Friday, 21 August 2015

Privacy? No Such Thing

While lying awake at 2 AM listening to the rain outside I had a jumble of thoughts mixed up in my head.  A comment I had made on Facebook, buried deep in a multi-layered discussion, had gotten me into trouble.  Yesterday I posted on the issue of Internet spying and someone asked me what my problem was with companies testing their employees' integrity.

It's not the people, or even the companies, that I have an issue with. It's the system.

I dislike a system that has companies forcing their employees to sign agreements full of legalese that they don't truly understand until they get into trouble for an offhand comment on social media.  A system that enables employers to fire workers for writing their opinions on a personal blog that someone found despite their posting under an alias.  A system that governments use to spy on LBGT or other communities that they deem "deviant".

You can say all you want about how terrorists have been stopped using Facebook or criminals arrested after posting stupid videos on YouTube.  Home is home, work stays at the office.  Everyone is entitled to a personal opinion or type of lifestyle, and that opinion or lifestyle should not have any bearing on their work performance - unless of course said opinion or lifestyle advocates or encourages criminal activity.

There is no respect any more.  There is no company loyalty any more.  Few want to have a reasonable discussion; everything now is knee-jerk reacting.

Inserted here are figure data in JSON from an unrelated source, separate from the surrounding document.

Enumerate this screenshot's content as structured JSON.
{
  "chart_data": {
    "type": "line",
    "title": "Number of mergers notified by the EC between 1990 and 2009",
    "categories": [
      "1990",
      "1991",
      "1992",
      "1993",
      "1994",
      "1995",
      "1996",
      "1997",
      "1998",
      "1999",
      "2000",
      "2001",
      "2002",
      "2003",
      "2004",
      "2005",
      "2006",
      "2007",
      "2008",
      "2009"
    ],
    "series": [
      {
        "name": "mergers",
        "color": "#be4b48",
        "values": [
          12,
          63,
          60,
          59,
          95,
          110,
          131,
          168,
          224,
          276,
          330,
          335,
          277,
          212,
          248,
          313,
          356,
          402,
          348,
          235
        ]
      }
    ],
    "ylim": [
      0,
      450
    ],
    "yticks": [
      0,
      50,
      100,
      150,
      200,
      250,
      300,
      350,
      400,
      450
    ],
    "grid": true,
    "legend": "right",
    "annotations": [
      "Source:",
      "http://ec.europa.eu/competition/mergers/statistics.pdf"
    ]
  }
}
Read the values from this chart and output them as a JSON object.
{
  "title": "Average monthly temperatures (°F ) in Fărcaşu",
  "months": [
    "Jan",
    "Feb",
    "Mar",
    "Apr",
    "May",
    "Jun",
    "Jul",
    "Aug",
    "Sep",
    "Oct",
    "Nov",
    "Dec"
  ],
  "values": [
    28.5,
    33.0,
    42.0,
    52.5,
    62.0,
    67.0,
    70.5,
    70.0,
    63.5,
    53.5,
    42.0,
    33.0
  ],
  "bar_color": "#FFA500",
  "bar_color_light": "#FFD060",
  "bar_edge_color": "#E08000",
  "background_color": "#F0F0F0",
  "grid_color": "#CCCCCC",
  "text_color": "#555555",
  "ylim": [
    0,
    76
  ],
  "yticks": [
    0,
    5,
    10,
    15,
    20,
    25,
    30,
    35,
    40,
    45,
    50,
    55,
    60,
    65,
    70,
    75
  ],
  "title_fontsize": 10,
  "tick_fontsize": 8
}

I worked at an office once where someone was fired for merely discussing potential unionization.  At another office, half the experienced employees of one department resigned at the same time when they discovered the company was paying them substantially less than new hires to another department.  A person I knew was forced to sign a two-year contract with his company because the boss overheard a conversation in which it was mentioned that he was unhappy with the job conditions.

It's easy to say that if you want to be truly private, stay off social media or don't discuss controversial topics at office functions.  But electronic spying is so pervasive these days it's hard to escape.  Phones can be bugged, webcams can be controlled remotely, computers can be hacked and information stolen without the user's knowledge.  A "Minority Report" type of world could be next.  It's scary.

At times I think I ought to throw out the computer and move to the country.